The 2012 Chicago Summit was the biggest NATO summit to date, with over sixty leaders in attendance, as well as “folks who were exercising their freedom of speech and assembly,” as Barack Obama tactfully refered to the protesters in his closing remarks. Among the dozens of attendees there were many non-NATO states. While the Summit agenda focused on Afghanistan, relations with Russia, missile defense, and Smart Defense, it was clear that not all of these issues were of equal importance to each attending state. For example, former Soviet republics Ukraine and Azerbaijan – both represented by their presidents – used the Summit to advance their national interests, which do not necessarily align with those of the Alliance.

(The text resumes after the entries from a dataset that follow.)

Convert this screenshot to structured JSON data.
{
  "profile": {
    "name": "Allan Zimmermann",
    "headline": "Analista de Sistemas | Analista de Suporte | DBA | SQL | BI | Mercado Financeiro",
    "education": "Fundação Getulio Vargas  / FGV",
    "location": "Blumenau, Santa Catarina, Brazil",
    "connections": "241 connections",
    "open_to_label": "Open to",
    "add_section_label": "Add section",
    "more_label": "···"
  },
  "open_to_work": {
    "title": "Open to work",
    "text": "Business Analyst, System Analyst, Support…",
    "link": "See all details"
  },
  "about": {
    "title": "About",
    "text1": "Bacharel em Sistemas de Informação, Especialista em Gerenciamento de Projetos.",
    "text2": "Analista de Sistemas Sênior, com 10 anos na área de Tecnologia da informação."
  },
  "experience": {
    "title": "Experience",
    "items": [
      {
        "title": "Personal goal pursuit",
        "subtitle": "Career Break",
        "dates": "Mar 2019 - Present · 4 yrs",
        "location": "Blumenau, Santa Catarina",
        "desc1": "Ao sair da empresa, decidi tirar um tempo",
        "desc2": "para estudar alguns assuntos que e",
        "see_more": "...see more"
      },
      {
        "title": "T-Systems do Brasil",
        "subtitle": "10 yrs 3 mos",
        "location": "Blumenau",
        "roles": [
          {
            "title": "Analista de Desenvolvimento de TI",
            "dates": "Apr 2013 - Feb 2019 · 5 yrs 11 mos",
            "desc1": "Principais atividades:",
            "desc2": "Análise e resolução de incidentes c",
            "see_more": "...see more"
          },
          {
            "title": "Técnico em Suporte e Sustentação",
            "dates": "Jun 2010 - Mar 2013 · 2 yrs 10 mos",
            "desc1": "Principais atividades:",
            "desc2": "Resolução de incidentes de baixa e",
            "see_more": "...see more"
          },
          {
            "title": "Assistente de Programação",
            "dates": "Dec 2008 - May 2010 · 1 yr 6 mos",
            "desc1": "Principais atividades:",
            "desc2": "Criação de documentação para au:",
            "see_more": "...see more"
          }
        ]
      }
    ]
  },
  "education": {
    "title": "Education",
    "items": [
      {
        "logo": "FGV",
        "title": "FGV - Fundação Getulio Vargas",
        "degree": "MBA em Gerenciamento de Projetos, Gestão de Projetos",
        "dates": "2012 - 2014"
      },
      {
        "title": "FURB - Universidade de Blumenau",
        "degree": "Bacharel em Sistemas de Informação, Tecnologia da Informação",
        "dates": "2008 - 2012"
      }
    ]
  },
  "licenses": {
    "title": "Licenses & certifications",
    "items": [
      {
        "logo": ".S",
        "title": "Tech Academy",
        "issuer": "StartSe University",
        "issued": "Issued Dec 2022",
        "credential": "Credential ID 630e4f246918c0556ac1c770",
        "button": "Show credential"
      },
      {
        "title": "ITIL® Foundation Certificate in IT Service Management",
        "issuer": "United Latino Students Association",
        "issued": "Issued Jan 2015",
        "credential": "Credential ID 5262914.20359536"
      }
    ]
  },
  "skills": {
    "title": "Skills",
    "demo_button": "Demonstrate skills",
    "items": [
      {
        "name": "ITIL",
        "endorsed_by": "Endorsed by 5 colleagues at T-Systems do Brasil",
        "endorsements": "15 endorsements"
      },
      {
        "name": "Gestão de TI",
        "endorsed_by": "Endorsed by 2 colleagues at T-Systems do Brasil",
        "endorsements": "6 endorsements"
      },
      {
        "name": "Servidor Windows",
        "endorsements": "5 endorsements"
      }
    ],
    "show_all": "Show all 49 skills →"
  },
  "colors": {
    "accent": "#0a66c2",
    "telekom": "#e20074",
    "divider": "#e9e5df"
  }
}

Any media mention of Ukraine’s participation in the Summit pointed out that the country was focused on discussing its European integration in Chicago – a topic much more suited to be addressed by the European Union. The fact that it was taken up in Chicago demonstrates that NATO has many hats and is taken more seriously than almost all other organisations, including in matters that are outside of its direct responsibility.
According to an interview with Daria Olifer, a journalist with Ukraine’s ICTV channel, President Yanukovych places the emphasis on Ukraine’s economic development – an agenda he would pursue even at the NATO Summit. “Yanukovych starts all his state visits and meetings with business forums,” said Ms. Olifer, and the Smart Defense initiative could be used to advance Ukrainian business interests. According to Oleksandr Oleksandrovych, director of the New Challenges and Disarmament Department at the Ministry of Foreign Affairs of Ukraine, his country has the potential to cooperate in any area of the military-industrial complex with the NATO member-states, because it has a powerful military industrial complex of its own. He added that NATO positively assesses Ukraine’s potential for participation in the Smart Defense initiative.
Daria Olifer stated in an interview that after passing the law “On the Foundations of Domestic and Foreign Policy” in 2010, which stipulated that Ukraine was a non-bloc country (meaning that it would not join NATO, nor any other bloc, including one directed against NATO), relations between NATO and Ukraine improved. And cooperation in the area of Smart Defense is already underway, although it is not called that yet, because Smart Defense posture was officially adopted at the Chicago Summit and could not have been the subject of formal negotiations before.
When asked whether Ukraine’s cooperation with NATO, especially in their smart defense efforts, would be tolerated and permitted by Russia, Ms. Olifer stated that “it depends on how Ukraine will build its relationship with Russia: if correctly and positively, everything can be “permitted.” However, she did not specify under what circumstances the current Russian leadership with its exceedingly negative relationship with of the Alliance would accept any Ukraine-NATO dealings. Perhaps the key is that not the current, but a future, potentially different government, would be more open to that. There is a lot of speculation on this, and it will be interesting to observe the developments of Ukraine-NATO-Russia relations in the near future.
Another small country – also coincidentally a former Soviet republic – with its own ambitions to promote at the Summit was Azerbaijan. While it will not participate in the smart defense initiative, its territory can be potentially used for withdrawal from Afghanistan. Azerbaijan has been supporting ISAF since 2003 and currently has 94 troops stationed in Afghanistan. While that is a small contribution and the Afghanistan exit route is not finalized yet, the most important objective reached by Azerbaijan was the mention of the Nagorno-Karabakh conflict in the final statement released at the conclusion of the Summit. NATO’s Chicago statement calls to end several regional conflicts, among them the one between Armenia and Azerbaijan, but its wording supports the Azeri side’s interpretation of the international law with the emphasis on “territorial integrity” as opposed to “the right to self-determination” upheld by the Armenian side in the conflict. This one paragraph in the final communiqué was enough for the Armenian president to miss the Summit in protest (but send his foreign minister nonetheless). Meanwhile, it was a major feat for Azerbaijan, obviously, as its cause was backed by an official document adopted at such a high level.
Overall, while the Azeri President Ilham Aliyev did not hold any important meetings at the Summit or make Azerbaijan a priority in any discussions, his goal from the start was simply to get his country noticed at this important forum. The fact that he was the only leader who did not give a press conference is due in part precisely to this lack of specific agenda items.
So there it is. More and more countries are attending NATO summits each time, and they usually have a list of their own priorities, which sometimes have nothing to do with NATO’s agenda. But they keep coming and the Alliance is glad. This arrangement works both ways: for these states, NATO is the most powerful organization and its blessing can do no harm at the very least, and will probably even give them some benefits. For NATO, on the other hand, this respect from more and more states around the world adds legitimacy, which is crucial at a time when it is looking for a new raison d’être – a purpose that is going to expand its mandate and will need the acceptance and approval of as much of the international community as possible.